The shrines in the caves are over a thousand years old. It was tradition to leave behind a Buddha statue, so there is quite a collection. These in the photo are only a few inches tall.
Wat Xieng Thong is perhaps my favorite temple I’ve seen in Southeast Asia. The details are exquisite.
President Obama visited the temple the day after we did during his tour of Luang Prabang, which is the biggest thing to happen to Laos since…well, ever.
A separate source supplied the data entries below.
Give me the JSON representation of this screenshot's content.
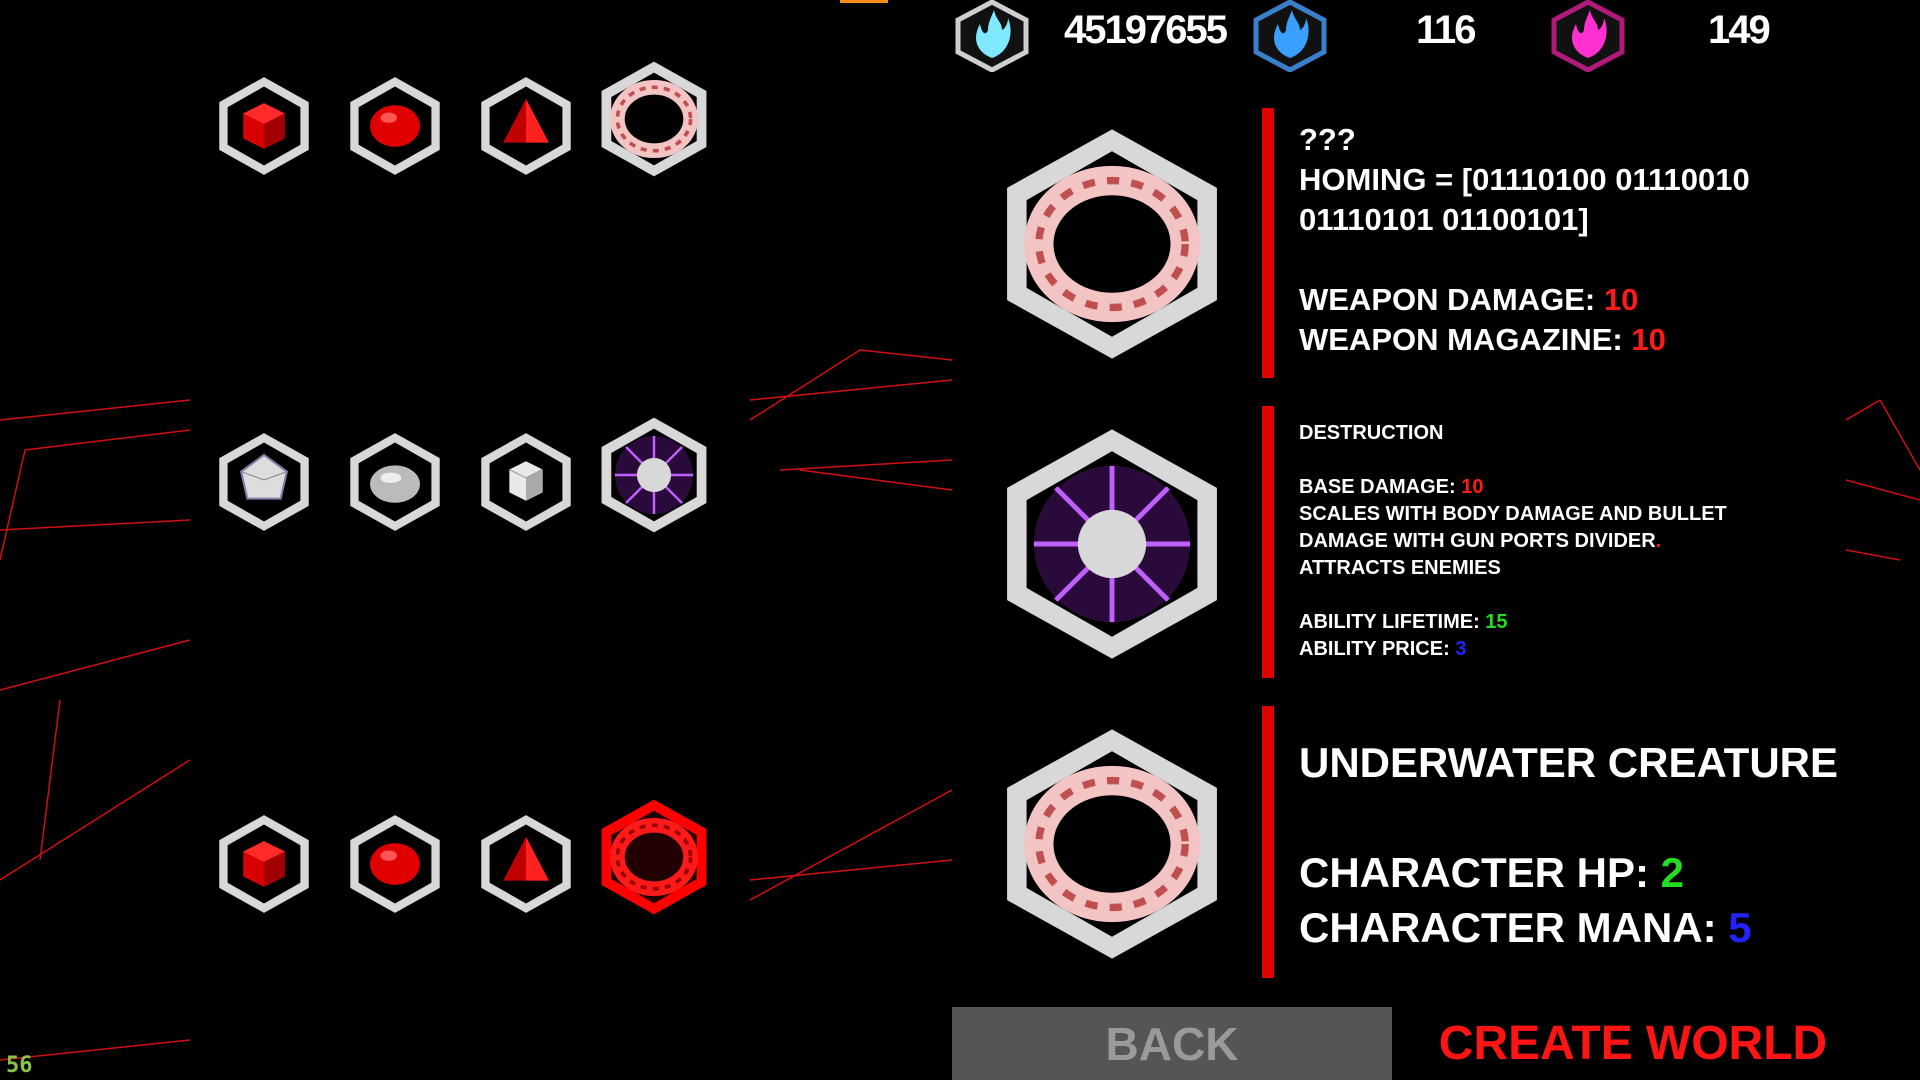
{
  "fps": "56",
  "currencies": [
    {
      "icon": "cyan-flame-emblem-icon",
      "value": "45197655",
      "color": "#7fe9ff"
    },
    {
      "icon": "blue-flame-emblem-icon",
      "value": "116",
      "color": "#3aa0ff"
    },
    {
      "icon": "magenta-flame-emblem-icon",
      "value": "149",
      "color": "#ff2fd0"
    }
  ],
  "grid": {
    "rows": [
      [
        "red-cube",
        "red-sphere",
        "red-pyramid",
        "swirl-torus"
      ],
      [
        "crystal-gem",
        "metal-orb",
        "white-cube",
        "purple-tentacle-orb"
      ],
      [
        "red-cube",
        "red-sphere",
        "red-pyramid",
        "red-swirl-selected"
      ]
    ]
  },
  "weapon": {
    "name": "???",
    "homing_label": "HOMING = ",
    "homing_value": "[01110100 01110010 01110101 01100101]",
    "damage_label": "WEAPON DAMAGE: ",
    "damage_value": "10",
    "magazine_label": "WEAPON MAGAZINE: ",
    "magazine_value": "10"
  },
  "ability": {
    "name": "DESTRUCTION",
    "base_damage_label": "BASE DAMAGE: ",
    "base_damage_value": "10",
    "desc_line1": "SCALES WITH BODY DAMAGE AND BULLET",
    "desc_line2": "DAMAGE WITH GUN PORTS DIVIDER",
    "desc_line2_suffix": ".",
    "desc_line3": "ATTRACTS ENEMIES",
    "lifetime_label": "ABILITY LIFETIME: ",
    "lifetime_value": "15",
    "price_label": "ABILITY PRICE: ",
    "price_value": "3"
  },
  "character": {
    "name": "UNDERWATER CREATURE",
    "hp_label": "CHARACTER HP: ",
    "hp_value": "2",
    "mana_label": "CHARACTER MANA: ",
    "mana_value": "5"
  },
  "buttons": {
    "back": "BACK",
    "create": "CREATE WORLD"
  },
  "colors": {
    "accent_red": "#e00000",
    "value_green": "#22dd22",
    "value_blue": "#2222ff",
    "value_red": "#ff1a1a"
  }
}
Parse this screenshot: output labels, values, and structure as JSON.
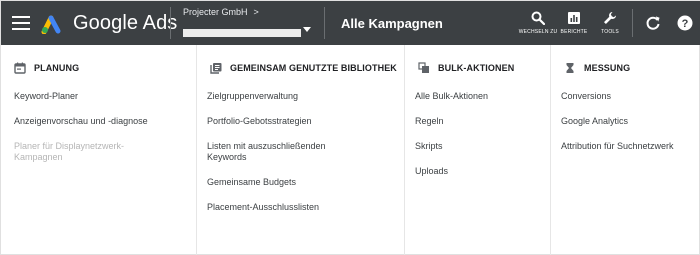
{
  "header": {
    "logo_text": "Google Ads",
    "account_name": "Projecter GmbH",
    "account_chevron": ">",
    "campaign_title": "Alle Kampagnen",
    "tools": [
      {
        "icon": "search-icon",
        "label": "WECHSELN ZU"
      },
      {
        "icon": "reports-icon",
        "label": "BERICHTE"
      },
      {
        "icon": "wrench-icon",
        "label": "TOOLS"
      }
    ],
    "refresh_icon": "refresh-icon",
    "help_icon": "help-icon"
  },
  "columns": [
    {
      "icon": "calendar-icon",
      "title": "PLANUNG",
      "items": [
        {
          "label": "Keyword-Planer",
          "disabled": false
        },
        {
          "label": "Anzeigenvorschau und -diagnose",
          "disabled": false
        },
        {
          "label": "Planer für Displaynetzwerk-Kampagnen",
          "disabled": true
        }
      ]
    },
    {
      "icon": "library-icon",
      "title": "GEMEINSAM GENUTZTE BIBLIOTHEK",
      "items": [
        {
          "label": "Zielgruppenverwaltung",
          "disabled": false
        },
        {
          "label": "Portfolio-Gebotsstrategien",
          "disabled": false
        },
        {
          "label": "Listen mit auszuschließenden Keywords",
          "disabled": false
        },
        {
          "label": "Gemeinsame Budgets",
          "disabled": false
        },
        {
          "label": "Placement-Ausschlusslisten",
          "disabled": false
        }
      ]
    },
    {
      "icon": "bulk-actions-icon",
      "title": "BULK-AKTIONEN",
      "items": [
        {
          "label": "Alle Bulk-Aktionen",
          "disabled": false
        },
        {
          "label": "Regeln",
          "disabled": false
        },
        {
          "label": "Skripts",
          "disabled": false
        },
        {
          "label": "Uploads",
          "disabled": false
        }
      ]
    },
    {
      "icon": "hourglass-icon",
      "title": "MESSUNG",
      "items": [
        {
          "label": "Conversions",
          "disabled": false
        },
        {
          "label": "Google Analytics",
          "disabled": false
        },
        {
          "label": "Attribution für Suchnetzwerk",
          "disabled": false
        }
      ]
    }
  ],
  "colors": {
    "header_bg": "#3c4043",
    "logo_blue": "#4285f4",
    "logo_yellow": "#fbbc04",
    "logo_green": "#34a853",
    "disabled_text": "#b5b5b5"
  }
}
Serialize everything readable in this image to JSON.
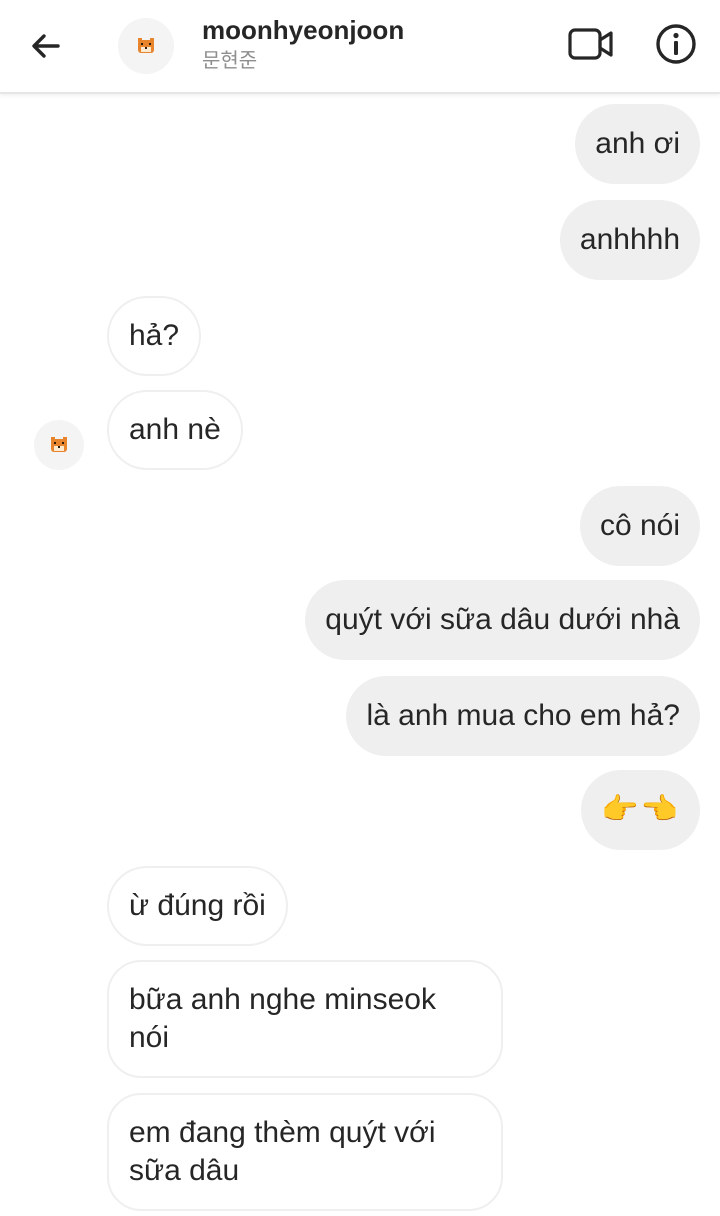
{
  "header": {
    "title": "moonhyeonjoon",
    "subtitle": "문현준"
  },
  "icons": {
    "back": "arrow-left-icon",
    "video": "video-camera-icon",
    "info": "info-circle-icon",
    "avatar": "tiger-avatar-icon"
  },
  "colors": {
    "sent_bubble": "#efefef",
    "received_border": "#efefef",
    "text": "#262626",
    "subtitle": "#8e8e8e"
  },
  "messages": [
    {
      "side": "sent",
      "text": "anh ơi"
    },
    {
      "side": "sent",
      "text": "anhhhh"
    },
    {
      "side": "received",
      "text": "hả?"
    },
    {
      "side": "received",
      "text": "anh nè"
    },
    {
      "side": "sent",
      "text": "cô nói"
    },
    {
      "side": "sent",
      "text": "quýt với sữa dâu dưới nhà"
    },
    {
      "side": "sent",
      "text": "là anh mua cho em hả?"
    },
    {
      "side": "sent",
      "text": "👉👈"
    },
    {
      "side": "received",
      "text": "ừ đúng rồi"
    },
    {
      "side": "received",
      "text": "bữa anh nghe minseok nói"
    },
    {
      "side": "received",
      "text": "em đang thèm quýt với sữa dâu"
    }
  ]
}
The sunset glowing on the Mekong
The next day, I came down with some kind of illness, so I had to take the day off and watch the season finale of Bloodline on Netflix. The rest of the time while I was lying in bed, my latest worst case scenario involved getting medevac-ed in a helicopter back to Thailand. I also did some preliminary research on the prevalence of malaria and dengue fever in various regions of Laos. Malaria is fairly low risk in Luang Prabang, so I felt somewhat confident in ruling that out. Dengue, however, is endemic all over Laos, and I had all the correct symptoms of its less severe stages, which happen to be the exact same symptoms as the flu. This put me totally at ease because both are incurable. There was absolutely nothing I could do, which was a great relief. The day after, I was fine, so the next logical step to take would be to climb a mountain. (It’s a small mountain.) It was very hot and humid, so we didn’t spend much time looking at the temple, Wat Chom Si, but the view was fantastic. Then it was back to the airport. On our way, we passed by a United States Air Force plane parked in a field. Unfortunately, we were unable to catch a ride with the Prez, so we settled for coach.